SEGOVIA 22 Abr. (EUROPA PRESS) -
La Sala de lo Civil y Penal del TSJCyL ha estimado parcialmente un recurso de apelación contra una sentencia de la Audiencia Provincial de Segovia y ha reducido la pena impuesta --de cinco a dos años menos un día-- a un hombre condenado por un delito contra la libertad sexual de una menor de 13 años.
La Sala ha confirmado que los hechos, consistentes en besos en la boca y un tocamiento puntual en el pecho cometidos por un adulto de 32 años, suponen un delito de agresión sexual a menor de 16 años.
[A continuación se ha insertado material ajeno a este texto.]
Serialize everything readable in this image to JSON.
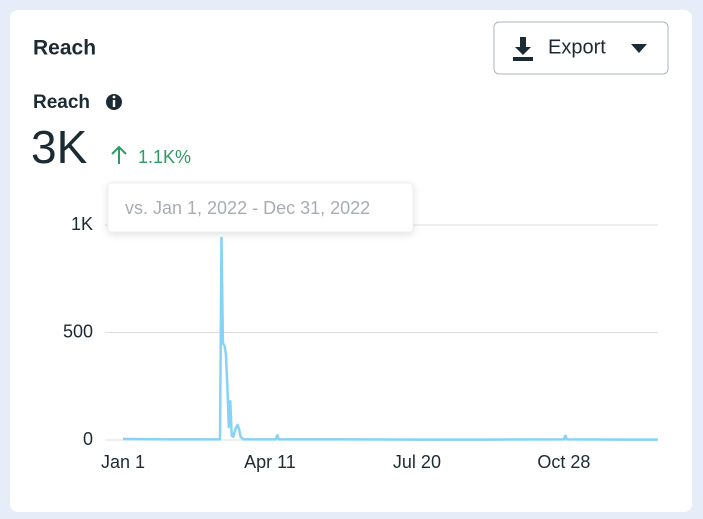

Asimismo, ha rechazado los argumentos de la defensa relativos a un supuesto error de prohibición basado en factores culturales, así como la aplicación de la denominada 'cláusula Romeo y Julieta' ya que considera que la diferencia de edad entre autor y víctima excluye cualquier proximidad relevante.
No obstante, el Tribunal discrepa de la calificación jurídica realizada en instancia en lo relativo a la pena, según informa el alto tribunal a través de un comunicado remitido a Europa Press.
En particular, descarta la aplicación automática de la agravante de relación de pareja porque dicha circunstancia no puede operar de forma mecánica, sino que exige un plus de gravedad, como una situación de dominación o aprovechamiento, que no se aprecia en este caso.
Además, advierte de que utilizar la relación afectiva para agravar la pena podría suponer una doble valoración del mismo hecho, contraria al principio de proporcionalidad.
Por el contrario, la Sala ha considerado procedente aplicar la modalidad atenuada del delito, al apreciar que los hechos presentan una menor entidad dentro del tipo penal: no hubo violencia ni intimidación, no existió acceso carnal ni contacto genital, y no consta afectación psicológica acreditada en la víctima.
En consecuencia, el TSJCyL ha rebajado la pena de cinco años de prisión inicialmente impuestos a dos años menos un día, al entender que esta sanción se ajusta mejor a la gravedad concreta de los hechos.
El Tribunal ha subrayado que la conducta sigue siendo delictiva y merecedora de reproche penal, pero ha argumentado que la respuesta debe ser proporcional a la entidad real del daño causado y a las circunstancias específicas del caso.